Young galaxies are full of stray gas in the process of being converted to stars, some of which are huge and blue, others small and red. Big stars live fast and die young (and leave very beautiful corpses indeed), so after a while they're all gone and all that is left is smaller, more sedate celestial bodies. The rare exceptions occur when new sources of gas keep the production line of bright stars rolling.
One place we don't get new stars is among the globular clusters dotted around a galaxy. These are always filled with old stars of small to medium size, and are stable places without the excitement that comes with new star formation.
Or at least that is what we thought until Camargo 438 and 439 were discovered. The pair of clusters lie within the gas cloud HRK 81.4-77.8, which is located 16,000 light-years from the disk of the Milky Way. The clusters of stars turned up on a survey of gas clouds conducted by a team at the Federal University of Rio Grande do Sul, Brazil.

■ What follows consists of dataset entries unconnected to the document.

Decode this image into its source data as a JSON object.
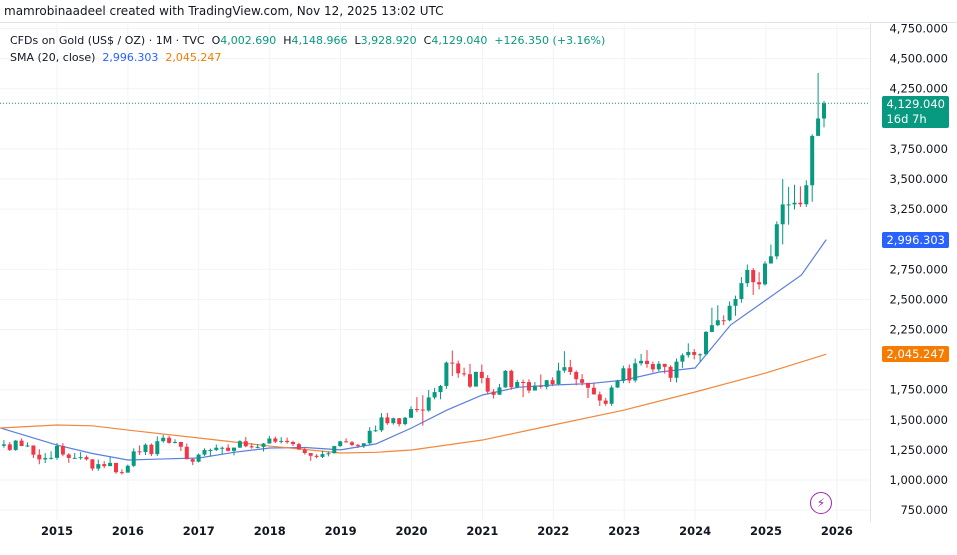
{
  "header": {
    "credit": "mamrobinaadeel created with TradingView.com, Nov 12, 2025 13:02 UTC"
  },
  "legend": {
    "symbol": "CFDs on Gold (US$ / OZ) · 1M · TVC",
    "o_label": "O",
    "o": "4,002.690",
    "h_label": "H",
    "h": "4,148.966",
    "l_label": "L",
    "l": "3,928.920",
    "c_label": "C",
    "c": "4,129.040",
    "change": "+126.350 (+3.16%)",
    "sma_label": "SMA (20, close)",
    "sma1": "2,996.303",
    "sma2": "2,045.247"
  },
  "price_label": {
    "price": "4,129.040",
    "countdown": "16d 7h",
    "color": "#089981"
  },
  "sma_labels": {
    "sma1": "2,996.303",
    "sma1_color": "#2962ff",
    "sma2": "2,045.247",
    "sma2_color": "#f57c00"
  },
  "icons": {
    "bolt": "lightning-icon"
  },
  "chart_data": {
    "type": "candlestick",
    "interval": "1M",
    "start": "2014-03",
    "y_ticks": [
      "4,750.000",
      "4,500.000",
      "4,250.000",
      "3,750.000",
      "3,500.000",
      "3,250.000",
      "2,750.000",
      "2,500.000",
      "2,250.000",
      "1,750.000",
      "1,500.000",
      "1,250.000",
      "1,000.000",
      "750.000"
    ],
    "y_tick_values": [
      4750,
      4500,
      4250,
      3750,
      3500,
      3250,
      2750,
      2500,
      2250,
      1750,
      1500,
      1250,
      1000,
      750
    ],
    "x_ticks": [
      "2015",
      "2016",
      "2017",
      "2018",
      "2019",
      "2020",
      "2021",
      "2022",
      "2023",
      "2024",
      "2025",
      "2026"
    ],
    "ylim": [
      650,
      4900
    ],
    "grid": true,
    "up_color": "#089981",
    "down_color": "#f23645",
    "first_open": 1330,
    "close": [
      1284,
      1296,
      1250,
      1327,
      1282,
      1287,
      1210,
      1171,
      1182,
      1184,
      1283,
      1212,
      1183,
      1184,
      1190,
      1172,
      1095,
      1132,
      1115,
      1142,
      1065,
      1061,
      1118,
      1238,
      1232,
      1293,
      1215,
      1322,
      1351,
      1309,
      1316,
      1276,
      1173,
      1152,
      1211,
      1249,
      1249,
      1268,
      1268,
      1242,
      1269,
      1322,
      1280,
      1271,
      1275,
      1303,
      1345,
      1318,
      1325,
      1315,
      1298,
      1253,
      1224,
      1201,
      1192,
      1215,
      1222,
      1282,
      1321,
      1313,
      1292,
      1284,
      1305,
      1409,
      1413,
      1520,
      1472,
      1513,
      1464,
      1517,
      1589,
      1585,
      1577,
      1686,
      1730,
      1781,
      1975,
      1968,
      1886,
      1879,
      1776,
      1898,
      1847,
      1734,
      1708,
      1769,
      1907,
      1770,
      1814,
      1813,
      1743,
      1783,
      1774,
      1829,
      1797,
      1909,
      1937,
      1897,
      1837,
      1807,
      1766,
      1711,
      1660,
      1633,
      1768,
      1824,
      1928,
      1827,
      1969,
      1990,
      1963,
      1919,
      1965,
      1940,
      1849,
      1983,
      2036,
      2063,
      2039,
      2044,
      2230,
      2286,
      2327,
      2326,
      2447,
      2503,
      2635,
      2744,
      2643,
      2625,
      2798,
      2858,
      3124,
      3289,
      3289,
      3303,
      3290,
      3448,
      3858,
      4002.69,
      4129.04
    ],
    "high": [
      1392,
      1331,
      1315,
      1332,
      1345,
      1312,
      1287,
      1255,
      1224,
      1238,
      1307,
      1307,
      1223,
      1224,
      1232,
      1205,
      1172,
      1170,
      1157,
      1191,
      1142,
      1088,
      1128,
      1263,
      1287,
      1304,
      1303,
      1362,
      1375,
      1367,
      1338,
      1317,
      1303,
      1180,
      1220,
      1264,
      1261,
      1295,
      1279,
      1296,
      1270,
      1331,
      1357,
      1306,
      1299,
      1307,
      1366,
      1361,
      1356,
      1353,
      1326,
      1309,
      1266,
      1216,
      1214,
      1243,
      1237,
      1284,
      1326,
      1346,
      1324,
      1300,
      1306,
      1439,
      1452,
      1555,
      1557,
      1518,
      1515,
      1524,
      1611,
      1689,
      1704,
      1747,
      1765,
      1789,
      1984,
      2075,
      1992,
      1933,
      1965,
      1900,
      1959,
      1871,
      1755,
      1798,
      1913,
      1917,
      1833,
      1834,
      1836,
      1814,
      1877,
      1831,
      1853,
      1974,
      2070,
      1998,
      1910,
      1879,
      1784,
      1807,
      1735,
      1682,
      1786,
      1833,
      1949,
      1959,
      2009,
      2048,
      2079,
      1984,
      1987,
      1949,
      1953,
      2009,
      2052,
      2135,
      2088,
      2052,
      2236,
      2431,
      2451,
      2368,
      2483,
      2531,
      2685,
      2790,
      2761,
      2726,
      2817,
      2956,
      3148,
      3500,
      3435,
      3452,
      3439,
      3489,
      3871,
      4381,
      4148.966
    ],
    "low": [
      1277,
      1268,
      1240,
      1241,
      1282,
      1273,
      1183,
      1131,
      1141,
      1170,
      1167,
      1197,
      1142,
      1175,
      1169,
      1162,
      1077,
      1077,
      1098,
      1115,
      1052,
      1046,
      1072,
      1107,
      1208,
      1208,
      1199,
      1200,
      1310,
      1301,
      1304,
      1241,
      1171,
      1124,
      1146,
      1200,
      1195,
      1240,
      1214,
      1236,
      1205,
      1266,
      1272,
      1260,
      1264,
      1237,
      1302,
      1307,
      1303,
      1301,
      1282,
      1251,
      1211,
      1160,
      1180,
      1183,
      1196,
      1221,
      1276,
      1310,
      1280,
      1266,
      1266,
      1295,
      1400,
      1400,
      1459,
      1459,
      1445,
      1454,
      1517,
      1563,
      1451,
      1567,
      1670,
      1671,
      1757,
      1863,
      1849,
      1860,
      1764,
      1775,
      1803,
      1717,
      1677,
      1721,
      1766,
      1750,
      1762,
      1688,
      1721,
      1746,
      1759,
      1753,
      1780,
      1786,
      1890,
      1872,
      1787,
      1785,
      1681,
      1709,
      1615,
      1617,
      1616,
      1765,
      1804,
      1804,
      1810,
      1950,
      1932,
      1893,
      1903,
      1884,
      1815,
      1810,
      1931,
      2016,
      2002,
      1985,
      2039,
      2228,
      2277,
      2286,
      2319,
      2364,
      2472,
      2604,
      2537,
      2583,
      2614,
      2833,
      2833,
      2957,
      3121,
      3247,
      3268,
      3268,
      3311,
      3886,
      3928.92
    ],
    "series": [
      {
        "name": "SMA (20, close)",
        "color": "#5b7fe0",
        "points": [
          [
            2014.2,
            1432
          ],
          [
            2015,
            1290
          ],
          [
            2015.5,
            1220
          ],
          [
            2016,
            1166
          ],
          [
            2016.5,
            1175
          ],
          [
            2017,
            1183
          ],
          [
            2017.5,
            1230
          ],
          [
            2018,
            1266
          ],
          [
            2018.5,
            1270
          ],
          [
            2019,
            1250
          ],
          [
            2019.5,
            1300
          ],
          [
            2020,
            1432
          ],
          [
            2020.5,
            1581
          ],
          [
            2021,
            1706
          ],
          [
            2021.5,
            1770
          ],
          [
            2022,
            1789
          ],
          [
            2022.5,
            1800
          ],
          [
            2023,
            1830
          ],
          [
            2023.5,
            1897
          ],
          [
            2024,
            1930
          ],
          [
            2024.5,
            2287
          ],
          [
            2025,
            2495
          ],
          [
            2025.5,
            2703
          ],
          [
            2025.85,
            2996.303
          ]
        ]
      },
      {
        "name": "SMA (20, close)",
        "color": "#f0883e",
        "points": [
          [
            2014.2,
            1432
          ],
          [
            2015,
            1457
          ],
          [
            2015.5,
            1450
          ],
          [
            2016,
            1415
          ],
          [
            2017,
            1349
          ],
          [
            2018,
            1282
          ],
          [
            2019,
            1224
          ],
          [
            2019.5,
            1230
          ],
          [
            2020,
            1249
          ],
          [
            2021,
            1332
          ],
          [
            2022,
            1457
          ],
          [
            2023,
            1581
          ],
          [
            2024,
            1731
          ],
          [
            2025,
            1889
          ],
          [
            2025.85,
            2045.247
          ]
        ]
      }
    ]
  }
}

Finding a molecular cloud such as HRK 81.4-77.8 so far from the galactic plane is a rare event. In a paper to be published in the Monthly Notices of the Royal Astronomical Society and currently available at ArXiv.org, team leader Dr. Denilso Camargo describes the pair as “the most distant known embedded clusters from the [Galactic] plane.” This is not a case of incremental record breaking; most extra-galactic clusters lie less than a twentieth of this distance from the plane of the galaxy.
While clouds such as HRK 81.4-77.8 are made up of gasses that could become stars, their density is very low, which has been thought to be the reason we don't see star formation occurring inside them. Researchers still don't know where these clouds come from, although Camargo and his co-authors favor the “Galactic fountain” model where supernovae within the galactic disk throw off material that eventually becomes clouds like these.
An alternative proposal is that the clouds come from outside the galaxy and are slowly being captured by the Milky Way, possibly as a result of interaction with the Magellenic clouds.
Either way, the process appears to be very new by astronomical standards. The largest stars in the two clusters have yet to reach the main sequence, indicating we are witnessing the very beginnings of star formation in the region with ages estimated at 2 million years. Although the two clusters each have around 40 stars, C439 is thought to contain 260 solar masses, whereas C438 has barely a fifth of that mass.